El destino de las dos niñas estará irremediablemente unido. Linjing, presa de los celos y de la envidia, se asegurará de que Pequeña Flor nunca pueda regresar con los suyos. Hasta que el escándalo golpea a la familia Fong y las vidas de las dos niñas se ven inesperadamente sumidas en el caos.
El libro es hermoso. Me fascinó la manera en que la autora describe las costumbres, incluso aquellas con las que no estoy de acuerdo. La historia está atravesada por el sufrimiento, pero narrada con una profundidad realista, a través de personajes que, pese a tenerlo todo, dejan ver el lado egoísta, envidioso y déspota que los habita, aunque en el fondo de sus almas persistan las dudas.
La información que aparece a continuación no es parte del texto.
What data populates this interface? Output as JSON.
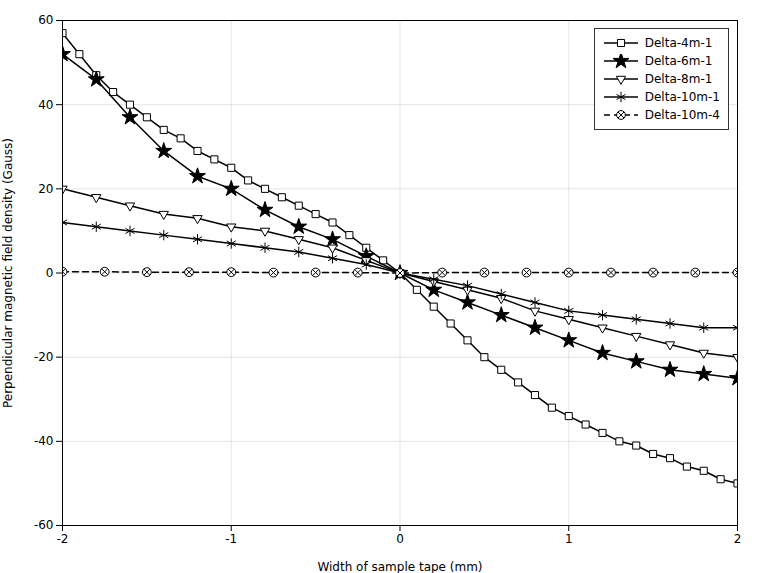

En contraste, el personaje central —Pequeña Flor— encarna una hondura extraordinaria. Es una mujer humilde, esencialmente buena, desprendida e inteligente, cuyos sentimientos son auténticos y colmados de sueños. Su grandeza radica, sobre todo, en que jamás alberga resentimiento, amargura, rabia, envidia ni rencor, ni siquiera hacia su madre ni hacia quienes le causaron daño. Esa capacidad suya de permanecer luminosa en medio de la adversidad elevó aún más mi admiración por el libro y por el alcance que logra la escritora en su narrativa.